Arrow-right Camera
The Spokesman-Review Newspaper
Spokane, Washington  Est. May 19, 1883

Don’t test family affection

Judith Martin The Spokesman-Review

Dear Miss Manners: My wife and I have two sons and five grandchildren. We will have our 50th wedding anniversary this year. Do we plan our 50th party, or do our children plan a party? Is it supposed to be (if they plan it) a surprise party? As of today, not one word has been mentioned about it. My wife and I have talked about it and have decided we would not say anything about this being our 50th year. Wait and see if they think of it.

What should we do? Remind them? Plan it ourselves? Or just the two of us (if we don’t hear anything) take a cruise by ourselves and say nothing to anybody?

Gentle Reader: And there you will be, lounging in your deck chairs, gazing at the sparkling water, perhaps reaching over to take each other’s hands, and reflecting on the years you have shared and the betrayal of your children and grandchildren.

Mind you, Miss Manners would not consider it a betrayal. As charming as it may be to throw parents an anniversary party, it is not an absolute duty. There could be reasons besides forgetfulness or callousness for their not doing so – practical reasons or even the mistaken belief that this is not what you would most enjoy.

If there is one thing you should have learned in 50 years of marriage, it is not to set up secret tests for those you love. You only succeed in bewildering and embittering them when they unknowingly fail and you go into a funk.

If you and your wife would like to have a party, throw a party. If you want to go on a cruise, do so. But whatever you do, tell your children. You can even say, “We’re giving ourselves a party, and it would be wonderful if you could come, and maybe co-host it with us if you’d like.”

It would not be a tragedy if they then complained that you’ve spoiled their surprise. If they say that in spite of not having yet thought about your anniversary, Miss Manners will congratulate you on having bright children.

Dear Miss Manners: What is the proper way to greet a former lover, when the reason he is “former” is because he dropped me for someone new? We will run into each other again, most likely in front of mutual friends who undoubtedly will be watching for any actions on my part as the spurned lover.

Gentle Reader: Is Miss Manners correct in thinking that you would like to disappoint them?
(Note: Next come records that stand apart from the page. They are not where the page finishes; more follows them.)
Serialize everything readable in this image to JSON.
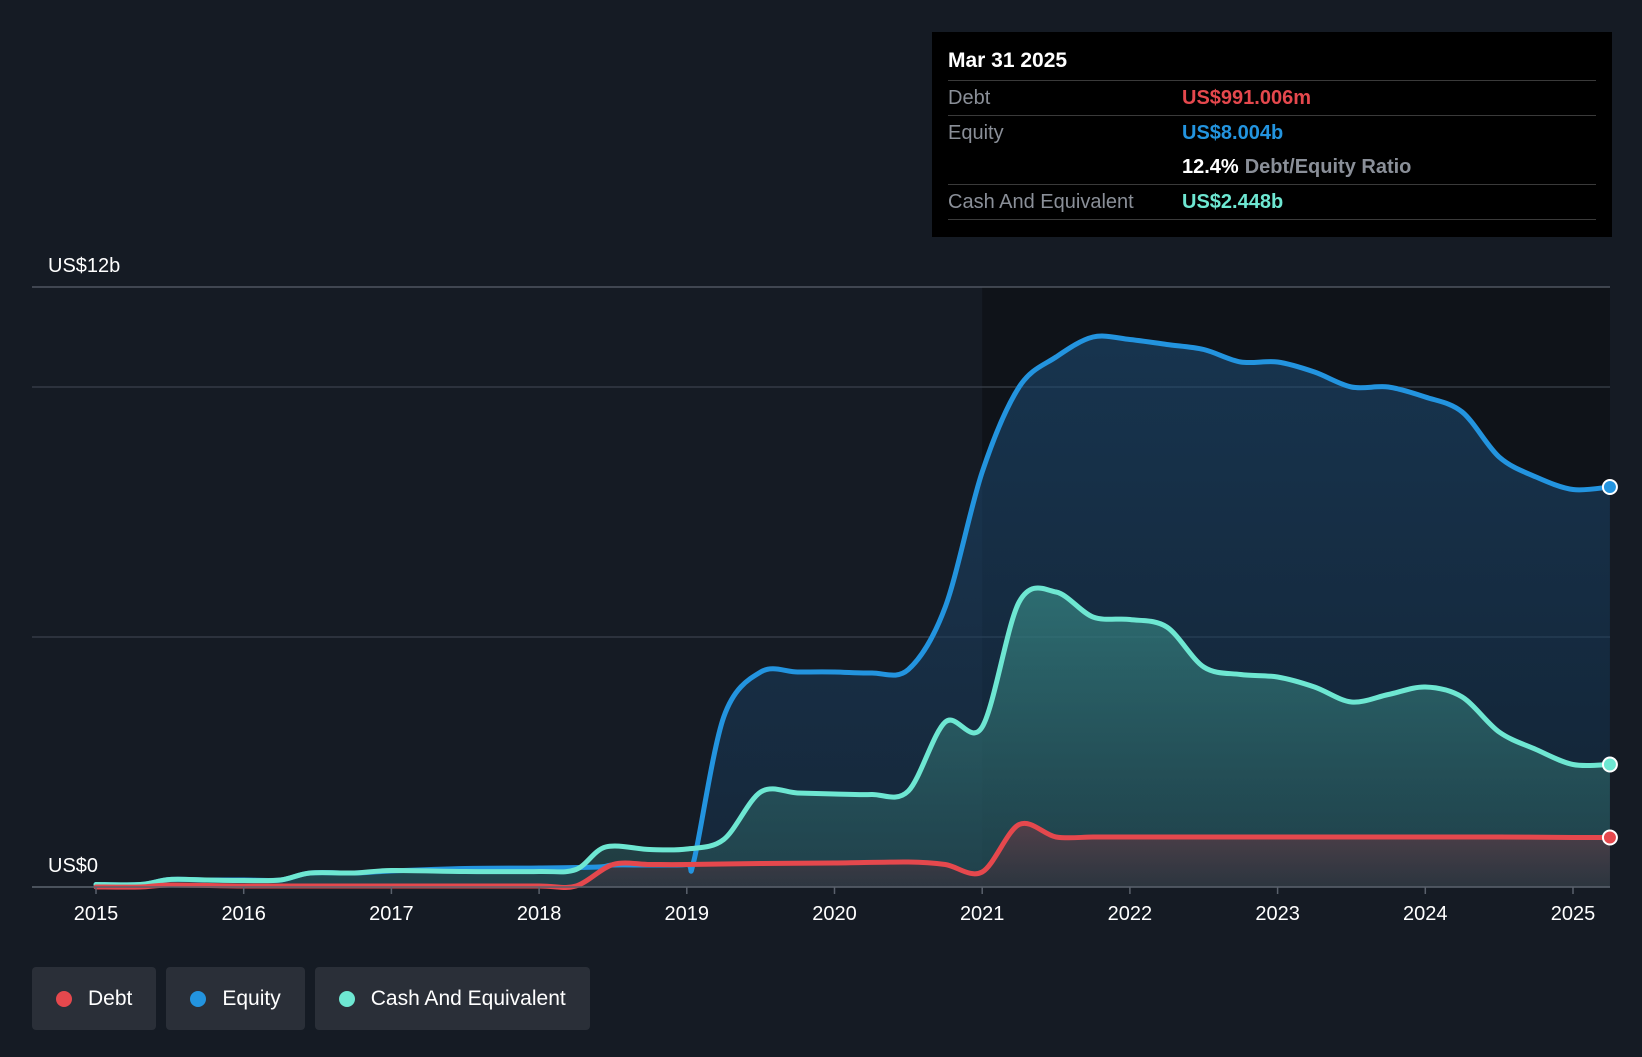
{
  "tooltip": {
    "date": "Mar 31 2025",
    "debt_label": "Debt",
    "debt_value": "US$991.006m",
    "equity_label": "Equity",
    "equity_value": "US$8.004b",
    "ratio_value": "12.4%",
    "ratio_label": "Debt/Equity Ratio",
    "cash_label": "Cash And Equivalent",
    "cash_value": "US$2.448b"
  },
  "legend": {
    "debt": "Debt",
    "equity": "Equity",
    "cash": "Cash And Equivalent"
  },
  "colors": {
    "debt": "#e5484d",
    "equity": "#2394df",
    "cash": "#6ee7d2",
    "background": "#151b24",
    "grid": "#3a414c"
  },
  "chart_data": {
    "type": "area",
    "ylim": [
      0,
      12
    ],
    "y_unit": "US$ billions",
    "y_tick_labels": [
      {
        "value": 12,
        "label": "US$12b"
      },
      {
        "value": 0,
        "label": "US$0"
      }
    ],
    "gridlines": [
      12,
      10,
      5,
      0
    ],
    "grid": true,
    "x_ticks": [
      2015,
      2016,
      2017,
      2018,
      2019,
      2020,
      2021,
      2022,
      2023,
      2024,
      2025
    ],
    "x_range": [
      2014.6,
      2025.25
    ],
    "highlight_x": 2025.25,
    "legend_position": "bottom-left",
    "series": [
      {
        "name": "Equity",
        "key": "equity",
        "points": [
          [
            2015.0,
            0.05
          ],
          [
            2015.3,
            0.05
          ],
          [
            2015.5,
            0.15
          ],
          [
            2015.75,
            0.14
          ],
          [
            2016.0,
            0.14
          ],
          [
            2016.25,
            0.14
          ],
          [
            2016.45,
            0.28
          ],
          [
            2016.75,
            0.28
          ],
          [
            2017.0,
            0.32
          ],
          [
            2017.5,
            0.37
          ],
          [
            2018.0,
            0.38
          ],
          [
            2018.4,
            0.4
          ],
          [
            2018.5,
            0.44
          ],
          [
            2018.75,
            0.44
          ],
          [
            2019.0,
            0.45
          ],
          [
            2019.05,
            0.55
          ],
          [
            2019.25,
            3.4
          ],
          [
            2019.5,
            4.3
          ],
          [
            2019.75,
            4.3
          ],
          [
            2020.0,
            4.3
          ],
          [
            2020.25,
            4.28
          ],
          [
            2020.5,
            4.35
          ],
          [
            2020.75,
            5.6
          ],
          [
            2021.0,
            8.3
          ],
          [
            2021.25,
            10.0
          ],
          [
            2021.5,
            10.6
          ],
          [
            2021.75,
            11.0
          ],
          [
            2022.0,
            10.95
          ],
          [
            2022.25,
            10.85
          ],
          [
            2022.5,
            10.75
          ],
          [
            2022.75,
            10.5
          ],
          [
            2023.0,
            10.5
          ],
          [
            2023.25,
            10.3
          ],
          [
            2023.5,
            10.0
          ],
          [
            2023.75,
            10.0
          ],
          [
            2024.0,
            9.8
          ],
          [
            2024.25,
            9.5
          ],
          [
            2024.5,
            8.6
          ],
          [
            2024.75,
            8.2
          ],
          [
            2025.0,
            7.95
          ],
          [
            2025.25,
            8.0
          ]
        ]
      },
      {
        "name": "Cash And Equivalent",
        "key": "cash",
        "points": [
          [
            2015.0,
            0.05
          ],
          [
            2015.3,
            0.05
          ],
          [
            2015.5,
            0.15
          ],
          [
            2015.75,
            0.14
          ],
          [
            2016.0,
            0.13
          ],
          [
            2016.25,
            0.14
          ],
          [
            2016.45,
            0.28
          ],
          [
            2016.75,
            0.28
          ],
          [
            2017.0,
            0.33
          ],
          [
            2017.5,
            0.31
          ],
          [
            2018.0,
            0.31
          ],
          [
            2018.25,
            0.35
          ],
          [
            2018.45,
            0.8
          ],
          [
            2018.75,
            0.75
          ],
          [
            2019.0,
            0.76
          ],
          [
            2019.25,
            0.95
          ],
          [
            2019.5,
            1.9
          ],
          [
            2019.75,
            1.88
          ],
          [
            2020.0,
            1.86
          ],
          [
            2020.25,
            1.85
          ],
          [
            2020.5,
            1.92
          ],
          [
            2020.75,
            3.3
          ],
          [
            2021.0,
            3.2
          ],
          [
            2021.25,
            5.7
          ],
          [
            2021.5,
            5.9
          ],
          [
            2021.75,
            5.4
          ],
          [
            2022.0,
            5.35
          ],
          [
            2022.25,
            5.2
          ],
          [
            2022.5,
            4.4
          ],
          [
            2022.75,
            4.25
          ],
          [
            2023.0,
            4.2
          ],
          [
            2023.25,
            4.0
          ],
          [
            2023.5,
            3.7
          ],
          [
            2023.75,
            3.85
          ],
          [
            2024.0,
            4.0
          ],
          [
            2024.25,
            3.8
          ],
          [
            2024.5,
            3.1
          ],
          [
            2024.75,
            2.75
          ],
          [
            2025.0,
            2.45
          ],
          [
            2025.25,
            2.45
          ]
        ]
      },
      {
        "name": "Debt",
        "key": "debt",
        "points": [
          [
            2015.0,
            0.0
          ],
          [
            2015.3,
            0.0
          ],
          [
            2015.5,
            0.04
          ],
          [
            2016.0,
            0.02
          ],
          [
            2016.5,
            0.02
          ],
          [
            2017.0,
            0.02
          ],
          [
            2017.5,
            0.02
          ],
          [
            2018.0,
            0.02
          ],
          [
            2018.25,
            0.02
          ],
          [
            2018.5,
            0.45
          ],
          [
            2018.75,
            0.45
          ],
          [
            2019.0,
            0.45
          ],
          [
            2019.5,
            0.47
          ],
          [
            2020.0,
            0.48
          ],
          [
            2020.5,
            0.5
          ],
          [
            2020.75,
            0.45
          ],
          [
            2021.0,
            0.3
          ],
          [
            2021.25,
            1.25
          ],
          [
            2021.5,
            1.0
          ],
          [
            2021.75,
            1.0
          ],
          [
            2022.0,
            1.0
          ],
          [
            2022.5,
            1.0
          ],
          [
            2023.0,
            1.0
          ],
          [
            2023.5,
            1.0
          ],
          [
            2024.0,
            1.0
          ],
          [
            2024.5,
            1.0
          ],
          [
            2025.0,
            0.99
          ],
          [
            2025.25,
            0.99
          ]
        ]
      }
    ]
  }
}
Then she can offer you a tremendous incentive for being gracious, even effusive toward both the former and the someone new.

It is that onlookers will conclude that if you did not actually dump him, you were at least relieved to have someone take him off your hands and can’t help feeling grateful to them both for your release. However, if you are snippy, they will all think, “Poor thing, she is still bitter.” Which impression would you rather leave?